What is a reasonable departure time after a random hook up?

60
Rachi wrote:Hmmmmmmmmm....

This reminds me of something I did when I was 17.
I was a keen soccer player then and we had our end of year awards and such. Jesus, I got one of the most outta control drunks in my life. There was some shitty covers band playing and I took over and started singing. (I am shaking my head in shame)
The night then gets blurry, but as a precursor to the rest of the story, I had a crush on one of the trainers. Marty.
Obviously in my drunkeness (i don't actually remember this) I thought it would be a great idea if we went to his place and watched the soccer, the world cup was on at the time.

I woke up in the morning in a startled fashion. I looked around the room and my clothes were everywhere and there was Marty, sprawled and naked. Fuck. Fuck. Fuck. Fuck....
I grabbed my clothes, which were half covered in mud and called a friend. I remember her saying, "yeah, I'll pick you up.

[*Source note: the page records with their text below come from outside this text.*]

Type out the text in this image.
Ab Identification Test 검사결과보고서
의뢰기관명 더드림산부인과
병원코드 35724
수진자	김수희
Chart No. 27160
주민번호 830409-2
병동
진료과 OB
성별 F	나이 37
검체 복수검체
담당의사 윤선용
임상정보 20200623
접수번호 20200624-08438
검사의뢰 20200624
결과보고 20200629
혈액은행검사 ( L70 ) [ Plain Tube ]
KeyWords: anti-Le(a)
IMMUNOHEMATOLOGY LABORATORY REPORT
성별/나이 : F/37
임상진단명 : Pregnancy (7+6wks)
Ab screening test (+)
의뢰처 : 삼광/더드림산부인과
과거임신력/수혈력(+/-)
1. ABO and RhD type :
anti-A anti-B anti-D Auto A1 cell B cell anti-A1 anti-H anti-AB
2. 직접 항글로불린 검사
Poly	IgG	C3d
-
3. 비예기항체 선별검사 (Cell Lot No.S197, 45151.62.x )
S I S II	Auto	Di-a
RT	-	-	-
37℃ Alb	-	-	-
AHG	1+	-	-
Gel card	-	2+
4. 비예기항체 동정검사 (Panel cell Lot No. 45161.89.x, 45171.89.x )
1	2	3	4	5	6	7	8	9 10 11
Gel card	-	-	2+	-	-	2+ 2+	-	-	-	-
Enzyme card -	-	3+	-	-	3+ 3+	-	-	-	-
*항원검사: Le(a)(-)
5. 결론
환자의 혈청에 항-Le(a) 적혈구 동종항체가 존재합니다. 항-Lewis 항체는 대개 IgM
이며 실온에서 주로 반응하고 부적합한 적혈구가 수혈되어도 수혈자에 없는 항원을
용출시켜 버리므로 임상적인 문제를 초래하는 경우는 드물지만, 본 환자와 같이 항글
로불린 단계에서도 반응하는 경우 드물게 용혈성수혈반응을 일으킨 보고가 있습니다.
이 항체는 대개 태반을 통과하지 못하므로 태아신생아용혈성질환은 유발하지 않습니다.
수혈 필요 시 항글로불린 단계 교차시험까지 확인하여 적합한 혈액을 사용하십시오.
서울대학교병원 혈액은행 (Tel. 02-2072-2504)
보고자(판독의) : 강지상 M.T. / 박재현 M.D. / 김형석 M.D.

Where are you?"
I went outside and puked in his garden and as I look up from the flowerbed there were two people standing in the garage.... His parents....

Mother: Good morning dear, not feeling too well?

Me: No

I forced a fake smile then stared down at the puke in the garden

Father: It's a lovely morning, isn't it?

At this point I thought they were fucking with me..

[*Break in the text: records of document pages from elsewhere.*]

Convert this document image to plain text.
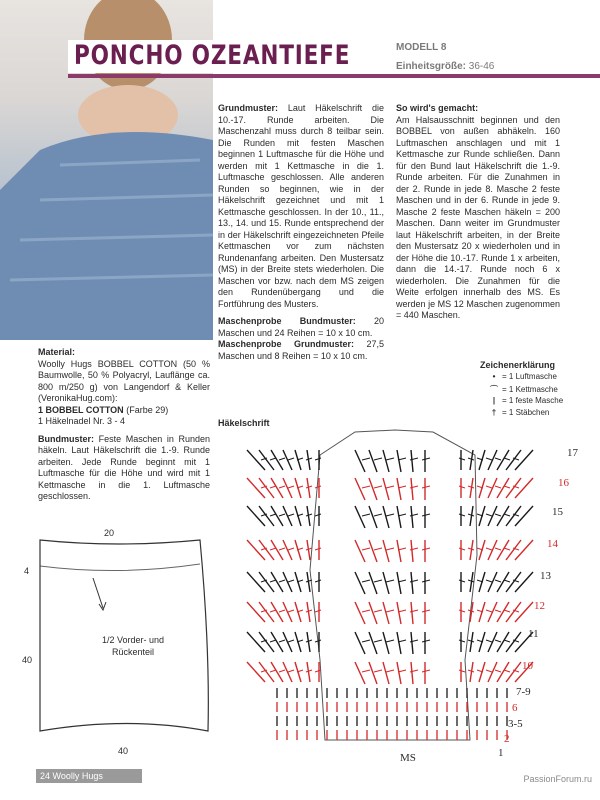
PONCHO OZEANTIEFE	MODELL 8
Einheitsgröße: 36-46

Material:
Woolly Hugs BOBBEL COTTON (50 % Baumwolle, 50 % Polyacryl, Lauflänge ca. 800 m/250 g) von Langendorf & Keller (VeronikaHug.com):
1 BOBBEL COTTON (Farbe 29)
1 Häkelnadel Nr. 3 - 4

Bundmuster: Feste Maschen in Runden häkeln. Laut Häkelschrift die 1.-9. Runde arbeiten. Jede Runde beginnt mit 1 Luftmasche für die Höhe und wird mit 1 Kettmasche in die 1. Luftmasche geschlossen.

Grundmuster: Laut Häkelschrift die 10.-17. Runde arbeiten. Die Maschenzahl muss durch 8 teilbar sein. Die Runden mit festen Maschen beginnen 1 Luftmasche für die Höhe und werden mit 1 Kettmasche in die 1. Luftmasche geschlossen. Alle anderen Runden so beginnen, wie in der Häkelschrift gezeichnet und mit 1 Kettmasche geschlossen. In der 10., 11., 13., 14. und 15. Runde entsprechend der in der Häkelschrift eingezeichneten Pfeile Kettmaschen vor zum nächsten Rundenanfang arbeiten. Den Mustersatz (MS) in der Breite stets wiederholen. Die Maschen vor bzw. nach dem MS zeigen den Rundenübergang und die Fortführung des Musters.

Maschenprobe Bundmuster: 20 Maschen und 24 Reihen = 10 x 10 cm.
Maschenprobe Grundmuster: 27,5 Maschen und 8 Reihen = 10 x 10 cm.

So wird's gemacht:
Am Halsausschnitt beginnen und den BOBBEL von außen abhäkeln. 160 Luftmaschen anschlagen und mit 1 Kettmasche zur Runde schließen. Dann für den Bund laut Häkelschrift die 1.-9. Runde arbeiten. Für die Zunahmen in der 2. Runde in jede 8. Masche 2 feste Maschen und in der 6. Runde in jede 9. Masche 2 feste Maschen häkeln = 200 Maschen. Dann weiter im Grundmuster laut Häkelschrift arbeiten, in der Breite den Mustersatz 20 x wiederholen und in der Höhe die 10.-17. Runde 1 x arbeiten, dann die 14.-17. Runde noch 6 x wiederholen. Die Zunahmen für die Weite erfolgen innerhalb des MS. Es werden je MS 12 Maschen zugenommen = 440 Maschen.

Zeichenerklärung
• = 1 Luftmasche
⌒ = 1 Kettmasche
| = 1 feste Masche
† = 1 Stäbchen
Häkelschrift
17
16
15
14
13
12
11
10
7-9
6
3-5
2
1
MS
20
4
40
40
1/2 Vorder- und Rückenteil
24 Woolly Hugs	PassionForum.ru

Me: Yeah sure, Um.. Where are we?
Father looks at mother with eyebrow raised
Mother: Our address is # Street suburb

Friend on phone: Rachel, rachel, RACHEL! Yo what the fuck are you up to?
Me: The address is # Street Suburb.
Friend on phone: Sweet, see you soon

At this point Marty comes bursting out of the house in underwear and sees me standing in an amazingly awkward situation. He motions for me to come back inside.
Marty: Holy fuck what a crazy night eh
Me:.......... Yeah...... (burst out laughing)
Marty: Can I take you out for breakfast?
Me: Er, My friend is coming to pick me up
Marty: Ring her and tell her to pick you up later.

So I ring my mate and tell her we are going to breakfast.
I went to breakfast wearing a pair of his shorts with paint on them and a Manchester united shirt. It was fukin horrible food but we just decided we deserved it for being such idiots.

This is a funny as hell memory for me and I don't regret it.
If I was ever to that again, I would go for the breakfast option.


Jesus Christ, that is horrible!

I mean . . . Manchester United?!?!?!